MANILA, Philippines – The Department of Foreign Affairs (DFA) appealed to the estimated 200 Filipinos who refused to leave Sabah in Malaysia to come home.
This after Malaysian Foreign Minister Anifah Aman called up Foreign Affairs Secretary Albert del Rosario on Friday morning to give his assurance that the Malaysian government is addressing the presence of the Filipinos, some of whom are armed, in Lahad Datu, Sabah through negotiations to encourage them to leave peacefully.
“We therefore urge these concerned individuals to return to their homes and families,” the DFA said in a press statement.
Del Rosario also sought the assurance of the Malaysian authorities to ensure that the rights of those Filipinos, who are permanent residents in Sabah and who may be among the group, are respected.
At the same time, increased patrols and tighter security measures have been put in place in waters off Tawi-Tawi and adjoining islands.
Earlier, DFA Spokesperson and Assistant Secretary Raul Hernandez said Philippine security and defense officials are coordinating with their counterparts.
Hernandez said they do not want to speculate on what really transpired after several versions of the incident surfaced.

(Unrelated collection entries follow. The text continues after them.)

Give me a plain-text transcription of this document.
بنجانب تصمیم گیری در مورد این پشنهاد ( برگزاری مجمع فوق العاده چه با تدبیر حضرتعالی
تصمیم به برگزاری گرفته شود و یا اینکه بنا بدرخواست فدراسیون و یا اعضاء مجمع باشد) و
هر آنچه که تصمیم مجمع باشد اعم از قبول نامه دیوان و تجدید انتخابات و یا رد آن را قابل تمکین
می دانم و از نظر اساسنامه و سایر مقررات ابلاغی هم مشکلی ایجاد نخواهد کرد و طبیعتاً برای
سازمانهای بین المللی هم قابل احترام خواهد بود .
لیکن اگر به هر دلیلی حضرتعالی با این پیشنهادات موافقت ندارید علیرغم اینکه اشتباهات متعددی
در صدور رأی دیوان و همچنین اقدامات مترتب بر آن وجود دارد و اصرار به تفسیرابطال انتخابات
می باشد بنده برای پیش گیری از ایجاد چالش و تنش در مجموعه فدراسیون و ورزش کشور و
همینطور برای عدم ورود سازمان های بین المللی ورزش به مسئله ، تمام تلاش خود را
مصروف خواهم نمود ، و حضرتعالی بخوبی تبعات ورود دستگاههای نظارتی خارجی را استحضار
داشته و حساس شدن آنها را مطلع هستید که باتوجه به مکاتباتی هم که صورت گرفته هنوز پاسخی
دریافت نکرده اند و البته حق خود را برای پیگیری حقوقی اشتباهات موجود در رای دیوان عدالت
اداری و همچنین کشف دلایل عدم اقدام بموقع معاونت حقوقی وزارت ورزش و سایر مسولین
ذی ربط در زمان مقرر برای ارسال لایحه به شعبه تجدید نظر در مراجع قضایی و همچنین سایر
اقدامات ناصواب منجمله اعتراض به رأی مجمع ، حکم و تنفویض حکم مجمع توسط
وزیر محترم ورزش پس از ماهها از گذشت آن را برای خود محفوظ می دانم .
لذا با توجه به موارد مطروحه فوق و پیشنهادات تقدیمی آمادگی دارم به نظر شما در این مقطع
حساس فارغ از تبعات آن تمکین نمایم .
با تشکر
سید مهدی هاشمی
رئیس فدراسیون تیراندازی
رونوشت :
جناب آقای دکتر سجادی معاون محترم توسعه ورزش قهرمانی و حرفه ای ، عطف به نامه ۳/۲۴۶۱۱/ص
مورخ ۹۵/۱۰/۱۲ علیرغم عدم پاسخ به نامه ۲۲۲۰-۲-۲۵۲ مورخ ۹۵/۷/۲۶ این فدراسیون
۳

“We are still at the stage of gathering the facts and we don’t want to come out with tidbits of information because we don’t want to speculate on the incident,” he said.
Malaysian police say the group of Filipinos, armed with an assortment of weapons, claimed to be the Royal Armed Forces of the Sulu Sultanate.
The Malaysian government also reported that its security forces have surrounded the Filipinos on the Malaysian state of Sabah on Borneo Island.
A Malaysian newspaper reported that the Filipinos refuse to be deported to the Philippines and insisted on staying in Sabah.
“We want to be responsible because whatever we say at this point will have implications as to what we are doing in that area for our people and also will have implications on our bilateral relations,” he said.